UK oil and gas company Harbour Energy (LON: HBR) expects to complete the acquisition of German firm Wintershall Dea’s asset portfolio in early September.
Harbour had previously said it expected to complete the deal by the fourth quarter of 2024.
The company said the move followed “considerable progress made on satisfying the conditions to completion, including recent receipt of Mexico regulatory consents”.
Harbour and Wintershall DEA struck the $11.2b deal in late December 2023. Harbour will take over Wintershall’s portfolio of upstream oil and gas assets in Norway, Germany, Denmark, Argentina, Mexico, Egypt and Libya, adding 1.1b barrels of oil equivalent in reserves.

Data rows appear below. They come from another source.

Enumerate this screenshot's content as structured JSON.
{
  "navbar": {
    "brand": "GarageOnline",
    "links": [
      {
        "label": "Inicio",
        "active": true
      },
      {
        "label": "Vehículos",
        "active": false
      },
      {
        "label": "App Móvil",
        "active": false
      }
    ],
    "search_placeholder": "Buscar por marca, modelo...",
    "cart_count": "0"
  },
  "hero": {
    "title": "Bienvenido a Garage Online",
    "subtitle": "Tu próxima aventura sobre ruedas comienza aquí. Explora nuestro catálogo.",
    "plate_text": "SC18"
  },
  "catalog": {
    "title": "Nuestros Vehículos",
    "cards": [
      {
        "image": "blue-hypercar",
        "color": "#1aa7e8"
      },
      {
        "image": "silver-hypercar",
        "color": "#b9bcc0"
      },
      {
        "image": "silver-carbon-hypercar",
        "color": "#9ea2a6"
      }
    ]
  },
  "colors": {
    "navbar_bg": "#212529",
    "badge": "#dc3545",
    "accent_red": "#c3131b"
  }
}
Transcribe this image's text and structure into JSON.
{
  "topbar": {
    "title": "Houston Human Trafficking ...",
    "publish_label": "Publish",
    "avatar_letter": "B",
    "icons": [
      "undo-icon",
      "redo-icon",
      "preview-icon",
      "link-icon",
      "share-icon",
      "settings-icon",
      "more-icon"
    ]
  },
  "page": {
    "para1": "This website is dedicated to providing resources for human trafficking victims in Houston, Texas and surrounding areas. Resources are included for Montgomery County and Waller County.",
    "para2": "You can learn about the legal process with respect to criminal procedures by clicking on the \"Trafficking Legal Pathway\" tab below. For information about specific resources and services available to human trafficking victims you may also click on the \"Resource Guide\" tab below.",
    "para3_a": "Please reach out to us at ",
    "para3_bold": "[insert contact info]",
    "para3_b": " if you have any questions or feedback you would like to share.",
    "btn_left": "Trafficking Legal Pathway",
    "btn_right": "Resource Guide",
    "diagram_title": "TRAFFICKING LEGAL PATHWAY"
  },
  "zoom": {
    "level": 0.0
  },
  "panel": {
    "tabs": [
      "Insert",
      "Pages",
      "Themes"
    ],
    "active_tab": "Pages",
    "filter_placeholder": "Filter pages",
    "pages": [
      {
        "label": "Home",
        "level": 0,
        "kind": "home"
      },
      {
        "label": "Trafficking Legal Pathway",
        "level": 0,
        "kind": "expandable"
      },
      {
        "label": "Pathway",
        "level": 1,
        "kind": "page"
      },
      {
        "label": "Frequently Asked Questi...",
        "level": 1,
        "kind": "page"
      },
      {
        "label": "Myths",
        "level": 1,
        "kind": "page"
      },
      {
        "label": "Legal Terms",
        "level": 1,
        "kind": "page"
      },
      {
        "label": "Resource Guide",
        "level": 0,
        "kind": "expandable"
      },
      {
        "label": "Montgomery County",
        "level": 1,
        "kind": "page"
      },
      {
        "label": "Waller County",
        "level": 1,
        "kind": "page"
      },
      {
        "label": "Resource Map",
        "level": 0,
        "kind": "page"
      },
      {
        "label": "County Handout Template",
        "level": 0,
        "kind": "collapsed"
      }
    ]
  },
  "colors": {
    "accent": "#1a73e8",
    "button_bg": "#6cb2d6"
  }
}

The move will also more than double its production, which totalled 208,000 boepd in 2022, to more than 500,000 boepd.
The deal is subject to a range of approvals from numerous governments and national regulators. This includes Mexico and the EU needing to clear the deal on anti-trust grounds.
Previously, the group said it had made “significant progress” on finalising the necessary approvals to complete the acquisition after it received clearance for the takeover from Germany’s federal ministry of economics and climate action and Norway’s energy ministry.
The deal offers Harbour Energy the chance to expand its operations outside the UK after the windfall tax “wiped out” profits in 2022 and saw the firm make layoffs.
The company also said that the tax regime took over $500m from its 2023 earnings, leaving it with profits of $32m.